Tapage 40

L’assurance est dans le pré

By 12 mars 2017 No Comments

Le régime agricole est l’une des quatre options de la Sécurité sociale avec le régime général, celui des travailleurs non-salariés et non agricoles et les régimes spéciaux de salariés et fonctionnaires.

Il regroupe deux types de populations distinctes : les salariés agricoles et les exploitants agricoles. Cette division est une construction arbitraire « justifiée » par le statut lié à la possession de la terre et non pas à la nécessité de sécurité. Nous verrons dans la suite de l’article que cette place accordée au foncier et à la ferme demeure un critère de différenciation sociale dans l’accès aux prestations.

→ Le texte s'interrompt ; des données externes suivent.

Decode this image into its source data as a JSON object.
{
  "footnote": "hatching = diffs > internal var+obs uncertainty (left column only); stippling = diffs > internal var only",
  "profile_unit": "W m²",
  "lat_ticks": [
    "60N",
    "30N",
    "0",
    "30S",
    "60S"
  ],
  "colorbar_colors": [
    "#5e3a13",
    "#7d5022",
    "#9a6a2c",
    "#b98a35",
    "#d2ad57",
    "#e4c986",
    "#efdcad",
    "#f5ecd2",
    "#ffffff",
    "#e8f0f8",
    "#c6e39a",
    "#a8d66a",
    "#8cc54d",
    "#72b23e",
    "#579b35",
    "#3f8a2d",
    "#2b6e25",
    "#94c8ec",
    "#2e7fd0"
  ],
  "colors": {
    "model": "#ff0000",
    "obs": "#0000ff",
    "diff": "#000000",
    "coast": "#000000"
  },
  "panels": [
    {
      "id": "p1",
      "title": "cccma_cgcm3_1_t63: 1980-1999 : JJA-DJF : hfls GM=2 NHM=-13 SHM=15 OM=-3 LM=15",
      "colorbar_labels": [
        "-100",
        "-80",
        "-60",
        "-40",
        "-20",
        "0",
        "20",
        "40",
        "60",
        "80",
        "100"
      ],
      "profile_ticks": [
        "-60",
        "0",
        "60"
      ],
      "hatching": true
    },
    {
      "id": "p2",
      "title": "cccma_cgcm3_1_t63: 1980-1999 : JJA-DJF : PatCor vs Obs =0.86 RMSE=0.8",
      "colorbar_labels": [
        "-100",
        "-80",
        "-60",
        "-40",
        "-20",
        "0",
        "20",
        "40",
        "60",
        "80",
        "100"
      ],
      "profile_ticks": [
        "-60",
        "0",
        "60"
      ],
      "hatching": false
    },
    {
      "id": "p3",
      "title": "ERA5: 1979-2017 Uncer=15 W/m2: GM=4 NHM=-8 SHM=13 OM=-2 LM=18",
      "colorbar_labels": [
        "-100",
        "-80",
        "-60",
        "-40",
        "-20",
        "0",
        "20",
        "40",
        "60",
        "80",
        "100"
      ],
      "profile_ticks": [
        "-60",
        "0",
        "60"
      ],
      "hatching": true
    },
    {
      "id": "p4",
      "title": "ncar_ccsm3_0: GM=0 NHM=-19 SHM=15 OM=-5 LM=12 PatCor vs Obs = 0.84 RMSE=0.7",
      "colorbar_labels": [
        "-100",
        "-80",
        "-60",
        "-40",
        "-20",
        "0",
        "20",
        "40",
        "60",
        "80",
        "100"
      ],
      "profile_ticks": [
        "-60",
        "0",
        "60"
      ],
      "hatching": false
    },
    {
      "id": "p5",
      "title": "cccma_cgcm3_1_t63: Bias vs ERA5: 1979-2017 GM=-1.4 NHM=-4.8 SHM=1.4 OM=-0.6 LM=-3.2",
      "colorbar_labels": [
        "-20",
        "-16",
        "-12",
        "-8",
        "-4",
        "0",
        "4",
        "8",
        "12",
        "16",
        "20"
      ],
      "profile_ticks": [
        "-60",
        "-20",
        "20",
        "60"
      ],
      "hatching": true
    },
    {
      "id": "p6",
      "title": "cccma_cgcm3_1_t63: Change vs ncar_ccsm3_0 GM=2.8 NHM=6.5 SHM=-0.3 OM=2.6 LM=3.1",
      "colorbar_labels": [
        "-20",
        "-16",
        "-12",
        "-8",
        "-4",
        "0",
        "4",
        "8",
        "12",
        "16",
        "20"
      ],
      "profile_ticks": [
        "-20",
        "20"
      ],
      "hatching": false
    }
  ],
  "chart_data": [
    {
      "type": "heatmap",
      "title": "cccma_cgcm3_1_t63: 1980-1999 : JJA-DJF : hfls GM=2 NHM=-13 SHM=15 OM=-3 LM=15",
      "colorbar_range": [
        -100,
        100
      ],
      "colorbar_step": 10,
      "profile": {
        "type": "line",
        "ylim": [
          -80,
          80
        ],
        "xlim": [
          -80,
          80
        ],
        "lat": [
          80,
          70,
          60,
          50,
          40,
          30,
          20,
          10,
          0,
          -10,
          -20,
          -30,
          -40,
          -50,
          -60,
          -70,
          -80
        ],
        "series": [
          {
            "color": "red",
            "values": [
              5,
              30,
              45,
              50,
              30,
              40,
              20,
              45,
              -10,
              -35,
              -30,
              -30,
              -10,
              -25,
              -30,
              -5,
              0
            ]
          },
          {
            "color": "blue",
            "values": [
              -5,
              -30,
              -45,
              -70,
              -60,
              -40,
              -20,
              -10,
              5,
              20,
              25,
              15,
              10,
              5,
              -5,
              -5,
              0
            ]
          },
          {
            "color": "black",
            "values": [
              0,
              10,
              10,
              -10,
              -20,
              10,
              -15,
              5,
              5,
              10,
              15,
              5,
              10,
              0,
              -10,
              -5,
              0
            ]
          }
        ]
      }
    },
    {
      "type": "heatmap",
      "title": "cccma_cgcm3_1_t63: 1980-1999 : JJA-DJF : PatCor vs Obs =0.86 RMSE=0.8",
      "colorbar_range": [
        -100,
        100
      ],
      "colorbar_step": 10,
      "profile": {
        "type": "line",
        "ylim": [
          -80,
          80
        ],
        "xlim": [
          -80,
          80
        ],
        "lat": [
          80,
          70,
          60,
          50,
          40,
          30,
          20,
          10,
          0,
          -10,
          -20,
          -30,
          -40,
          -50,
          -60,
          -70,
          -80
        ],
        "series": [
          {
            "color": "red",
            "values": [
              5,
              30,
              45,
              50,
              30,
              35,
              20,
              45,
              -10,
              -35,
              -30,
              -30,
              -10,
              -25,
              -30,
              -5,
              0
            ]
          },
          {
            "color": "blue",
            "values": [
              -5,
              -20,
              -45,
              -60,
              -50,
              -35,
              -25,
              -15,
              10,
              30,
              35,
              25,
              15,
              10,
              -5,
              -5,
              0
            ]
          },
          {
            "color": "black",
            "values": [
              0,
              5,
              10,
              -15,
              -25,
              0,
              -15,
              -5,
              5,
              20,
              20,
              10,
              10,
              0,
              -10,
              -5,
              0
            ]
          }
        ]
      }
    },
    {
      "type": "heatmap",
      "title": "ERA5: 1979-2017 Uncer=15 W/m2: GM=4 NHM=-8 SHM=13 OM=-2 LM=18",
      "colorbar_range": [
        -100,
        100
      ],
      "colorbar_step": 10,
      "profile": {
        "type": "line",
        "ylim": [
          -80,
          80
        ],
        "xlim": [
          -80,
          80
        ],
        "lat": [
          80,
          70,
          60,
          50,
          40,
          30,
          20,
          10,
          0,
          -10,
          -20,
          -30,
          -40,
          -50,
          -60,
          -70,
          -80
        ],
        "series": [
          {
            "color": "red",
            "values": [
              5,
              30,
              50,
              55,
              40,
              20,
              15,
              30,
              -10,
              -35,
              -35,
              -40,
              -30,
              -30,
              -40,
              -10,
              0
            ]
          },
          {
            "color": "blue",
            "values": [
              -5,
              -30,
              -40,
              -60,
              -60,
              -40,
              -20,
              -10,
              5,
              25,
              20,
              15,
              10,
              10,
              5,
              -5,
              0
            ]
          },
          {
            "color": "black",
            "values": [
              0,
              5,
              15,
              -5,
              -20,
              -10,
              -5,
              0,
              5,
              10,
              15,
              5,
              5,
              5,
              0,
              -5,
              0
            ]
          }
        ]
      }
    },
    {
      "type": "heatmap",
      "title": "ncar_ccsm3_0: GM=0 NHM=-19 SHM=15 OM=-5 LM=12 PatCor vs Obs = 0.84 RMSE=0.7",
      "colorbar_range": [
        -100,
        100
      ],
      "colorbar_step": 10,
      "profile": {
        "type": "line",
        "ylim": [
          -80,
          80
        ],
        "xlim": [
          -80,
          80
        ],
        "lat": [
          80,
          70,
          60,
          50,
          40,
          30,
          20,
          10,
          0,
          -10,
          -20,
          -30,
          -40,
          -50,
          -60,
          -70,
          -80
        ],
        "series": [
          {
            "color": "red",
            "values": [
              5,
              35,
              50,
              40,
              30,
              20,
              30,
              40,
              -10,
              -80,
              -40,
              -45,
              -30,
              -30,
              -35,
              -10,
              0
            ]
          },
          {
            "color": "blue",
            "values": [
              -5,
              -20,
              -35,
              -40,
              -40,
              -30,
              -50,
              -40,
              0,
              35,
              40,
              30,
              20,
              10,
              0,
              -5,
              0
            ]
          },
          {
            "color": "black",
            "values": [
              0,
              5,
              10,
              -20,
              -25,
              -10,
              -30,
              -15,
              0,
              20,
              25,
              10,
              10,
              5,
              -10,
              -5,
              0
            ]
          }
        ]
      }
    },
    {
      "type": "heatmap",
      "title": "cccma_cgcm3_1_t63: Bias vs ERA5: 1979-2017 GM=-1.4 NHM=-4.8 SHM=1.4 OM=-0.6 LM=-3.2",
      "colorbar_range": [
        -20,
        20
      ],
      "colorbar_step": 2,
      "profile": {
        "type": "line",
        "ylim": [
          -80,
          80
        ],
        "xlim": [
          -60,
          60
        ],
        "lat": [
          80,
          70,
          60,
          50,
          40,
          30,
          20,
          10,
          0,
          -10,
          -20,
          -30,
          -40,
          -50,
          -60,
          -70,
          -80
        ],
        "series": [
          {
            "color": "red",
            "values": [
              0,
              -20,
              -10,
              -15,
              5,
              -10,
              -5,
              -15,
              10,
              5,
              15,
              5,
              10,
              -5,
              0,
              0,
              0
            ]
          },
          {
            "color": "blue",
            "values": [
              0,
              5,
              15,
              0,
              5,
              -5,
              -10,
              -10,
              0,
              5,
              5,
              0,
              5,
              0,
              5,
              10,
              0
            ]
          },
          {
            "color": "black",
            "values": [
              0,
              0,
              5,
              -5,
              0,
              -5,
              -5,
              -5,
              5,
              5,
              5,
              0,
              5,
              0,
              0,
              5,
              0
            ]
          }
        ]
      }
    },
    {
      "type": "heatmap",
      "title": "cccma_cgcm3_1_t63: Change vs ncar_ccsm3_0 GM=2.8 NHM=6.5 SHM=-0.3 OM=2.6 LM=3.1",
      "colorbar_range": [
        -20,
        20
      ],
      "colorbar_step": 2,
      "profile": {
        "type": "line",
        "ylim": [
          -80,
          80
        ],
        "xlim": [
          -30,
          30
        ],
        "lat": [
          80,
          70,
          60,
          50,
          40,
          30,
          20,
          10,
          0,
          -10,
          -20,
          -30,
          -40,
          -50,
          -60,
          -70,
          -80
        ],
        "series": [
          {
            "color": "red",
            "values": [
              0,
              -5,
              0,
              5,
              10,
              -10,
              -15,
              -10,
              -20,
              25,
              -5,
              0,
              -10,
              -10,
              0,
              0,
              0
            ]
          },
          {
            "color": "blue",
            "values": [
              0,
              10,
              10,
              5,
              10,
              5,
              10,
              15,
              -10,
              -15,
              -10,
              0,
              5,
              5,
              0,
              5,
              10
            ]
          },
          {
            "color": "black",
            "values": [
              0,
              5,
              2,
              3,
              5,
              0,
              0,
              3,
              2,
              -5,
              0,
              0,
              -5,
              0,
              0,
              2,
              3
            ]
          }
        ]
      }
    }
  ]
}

Depuis 1947, le régime agricole de la Sécurité sociale est géré par la Mutualité sociale agricole (MSA) qui collecte les cotisations en une caisse unique. Cela la différencie du régime général où le recouvrement est effectué par branche. Dans la même optique, la MSA a recours à un guichet unique pour prendre en charge les prestations d’assurance maladie, les accidents du travail et les maladies professionnelles, les retraites et les allocations familiales. Plusieurs étapes jalonnent la création de ces prestations : 1952 pour l’assurance vieillesse, 1962 pour l’assurance maladie et invalidité, 1966 pour l’assurance maladie et les accidents du travail. Les allocations familiales avaient été mises en oeuvre dans le cadre de la loi Tardieu du 11 mars 1932, mais son application au secteur agricole ne fut effective qu’en 1938.

La MSA est l’héritière lointaine des caisses mutuelles de 1900 qui étaient organisées et gérées à l’échelle locale et assuraient les accidents du travail des exploitants agricoles, les incendies et la mortalité du bétail. 1922 est une année-clef qui voit l’État organiser la protection sociale pour les accidents du travail, sauf pour les salariées de l’agriculture, et créé des sections départementales, et non plus locales (Vincent 2008). Le rôle de l’État s’accroît considérablement lors des lois de modernisation de l’agriculture des années 1960 et 1962, lois suscitées par le ministère de l’Agriculture et par le syndicat FNSEA-CNJA. Mais, au-delà, c’est toute une filière d’encadrement qui se structure. Des liens se mettent en place au sein de la Confédération nationale de la mutualité, de la coopération et du crédit en agriculture (CNMCCA) qui regroupent outre la MSA, la banque Crédit Agricole, l’organisme d’assurance Groupama, de grandes coopératives agricoles. Sous l’influence de la FNSEA, ces organisations professionnelles exercent des pressions auprès du ministère de l’Agriculture pour faire reconnaître l’exploitation agricole plutôt que l’agriculteur comme entité représentative de l’activité agricole. Ce principe contredit le principe d’assurance à la personne que représente la sécurité sociale et que véhicule toujours la MSA (Vincent 2008)

Cette logique d’exclusion de l’agriculteur, essentiellement des petites paysanneries, au profit de l’exploitation agricole est désormais inscrite dans la loi d’avenir pour l’agriculture adoptée le 24 juillet 2014. Celle-ci stipule qu’il faut posséder un minimum d’hectares ou d’animaux. Le président de l’époque de la FNSEA se réjouissait de cette mesure et annonçait avec bravoure : « celui qui a deux hectares, trois chèvres et deux moutons n’est pas agriculteur » (Le Canard enchaîné, 30/07/2014). Et, il ne sera pas non plus bénéficiaire du régime agricole. Dans le cas des petites fermes, le devenir du pré est mieux assuré, car hypothéqué ou susceptible de venir grossir les surfaces d’un agriculteur voisin, que le devenir du paysan.

Pour en savoir plus : Vincent J., 2008. La mutualité sociale agricole au carrefour de plusieurs mondes, revue Pour, n° 196-197, p. 189-198.